Laman

  • Home
  • About Me
  • Contact Me

Thursday, December 26, 2013

Hello Jakarta!

LIBURAN!

Akhir tahun yang ditunggu-tunggu tiba juga. Saya dan Rasya memutuskan untuk pulang ke Jakarta tercinta. Berdua saja karena suami sedang ada pekerjaan. Oh, berdua naik pesawat dengan Rasya di usia yang mau 2 tahun itu jauh lebih bikin deg-degan daripada dulu. Pas berangkat kemarin saya sampai mual, mules, dan cemas luar biasa gara-gara hal ini. Anaknya sih santai, tapi saya yang khawatir.

Benar saja, pas dipakaikan seat belt ia meronta dan menangis.
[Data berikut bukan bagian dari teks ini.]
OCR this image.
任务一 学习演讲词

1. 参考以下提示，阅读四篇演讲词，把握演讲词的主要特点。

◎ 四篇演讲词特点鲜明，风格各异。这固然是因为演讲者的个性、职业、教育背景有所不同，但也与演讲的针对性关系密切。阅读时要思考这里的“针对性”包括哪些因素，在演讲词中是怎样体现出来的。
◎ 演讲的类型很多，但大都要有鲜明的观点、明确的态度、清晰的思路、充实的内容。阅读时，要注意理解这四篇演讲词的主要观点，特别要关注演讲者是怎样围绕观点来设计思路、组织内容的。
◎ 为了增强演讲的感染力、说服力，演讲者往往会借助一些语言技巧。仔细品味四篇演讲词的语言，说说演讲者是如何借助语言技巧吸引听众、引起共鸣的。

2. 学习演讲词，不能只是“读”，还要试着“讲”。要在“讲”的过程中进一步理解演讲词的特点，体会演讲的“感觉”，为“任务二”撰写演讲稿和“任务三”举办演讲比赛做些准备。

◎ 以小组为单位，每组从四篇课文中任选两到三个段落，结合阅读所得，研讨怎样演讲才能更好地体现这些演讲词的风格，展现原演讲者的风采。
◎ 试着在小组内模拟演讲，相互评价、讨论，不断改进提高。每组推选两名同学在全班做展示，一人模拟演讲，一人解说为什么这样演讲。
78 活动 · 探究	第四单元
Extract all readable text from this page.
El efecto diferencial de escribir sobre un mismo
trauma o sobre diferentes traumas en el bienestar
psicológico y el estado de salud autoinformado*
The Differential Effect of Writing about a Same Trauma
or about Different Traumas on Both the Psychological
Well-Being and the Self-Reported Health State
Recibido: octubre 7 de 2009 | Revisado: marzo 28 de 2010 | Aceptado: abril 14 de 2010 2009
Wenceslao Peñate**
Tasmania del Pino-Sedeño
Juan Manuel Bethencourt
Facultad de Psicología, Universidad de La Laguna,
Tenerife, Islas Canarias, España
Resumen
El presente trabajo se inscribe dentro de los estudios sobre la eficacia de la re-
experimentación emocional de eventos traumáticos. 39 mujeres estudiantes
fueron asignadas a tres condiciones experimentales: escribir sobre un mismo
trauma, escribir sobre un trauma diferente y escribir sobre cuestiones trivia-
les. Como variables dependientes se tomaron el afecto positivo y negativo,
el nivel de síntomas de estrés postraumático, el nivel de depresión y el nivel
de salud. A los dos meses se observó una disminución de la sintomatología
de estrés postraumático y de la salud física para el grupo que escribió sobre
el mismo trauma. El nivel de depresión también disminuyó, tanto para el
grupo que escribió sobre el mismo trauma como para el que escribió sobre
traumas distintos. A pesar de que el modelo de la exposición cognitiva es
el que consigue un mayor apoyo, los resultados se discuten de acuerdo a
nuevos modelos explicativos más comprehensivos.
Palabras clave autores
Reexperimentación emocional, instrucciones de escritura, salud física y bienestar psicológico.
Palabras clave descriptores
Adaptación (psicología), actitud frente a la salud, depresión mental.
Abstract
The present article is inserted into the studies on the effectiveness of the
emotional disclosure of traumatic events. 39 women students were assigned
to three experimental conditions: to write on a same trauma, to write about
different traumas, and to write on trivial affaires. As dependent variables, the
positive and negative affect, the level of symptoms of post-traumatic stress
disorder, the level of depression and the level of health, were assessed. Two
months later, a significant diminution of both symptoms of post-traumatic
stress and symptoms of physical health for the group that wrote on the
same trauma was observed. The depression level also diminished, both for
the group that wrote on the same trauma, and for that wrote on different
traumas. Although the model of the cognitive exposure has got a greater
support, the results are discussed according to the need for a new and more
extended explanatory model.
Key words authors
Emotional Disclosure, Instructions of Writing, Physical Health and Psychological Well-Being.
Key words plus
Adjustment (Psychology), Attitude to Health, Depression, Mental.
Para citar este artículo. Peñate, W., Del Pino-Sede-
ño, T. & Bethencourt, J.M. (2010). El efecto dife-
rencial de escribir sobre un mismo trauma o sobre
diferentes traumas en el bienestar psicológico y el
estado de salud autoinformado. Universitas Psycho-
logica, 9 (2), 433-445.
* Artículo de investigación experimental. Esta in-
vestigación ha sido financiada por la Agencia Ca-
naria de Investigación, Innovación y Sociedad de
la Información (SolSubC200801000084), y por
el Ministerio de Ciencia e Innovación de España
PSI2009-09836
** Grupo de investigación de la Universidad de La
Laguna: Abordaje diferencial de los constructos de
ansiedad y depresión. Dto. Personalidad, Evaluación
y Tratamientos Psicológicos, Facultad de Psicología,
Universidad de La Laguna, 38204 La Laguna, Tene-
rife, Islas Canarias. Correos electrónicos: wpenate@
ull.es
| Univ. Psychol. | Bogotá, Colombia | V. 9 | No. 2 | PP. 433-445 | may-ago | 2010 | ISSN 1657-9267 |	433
Butuh waktu 5 menit sampai akhirnya mau pakai persis sesaat sebelum take off *lap keringet*

Sampai Jakarta pun Rasya butuh waktu menyesuaikan diri dengan Uti, Atung, dan om-omnya. Untunglah nggak lama-lama. Mungkin karena jarang ketemu. Cuma masih ada drama lain kalau dia rewel, menangis melenting, yang bikin dia nggak mau sama siapapun. Wajar kok, namanya anak kan punya comfort zone sendiri. Ia belum terbiasa saja. Lambat laun ia juga sudah terbiasa, nggak kaget lagi, mau main, dan siap ditanggap!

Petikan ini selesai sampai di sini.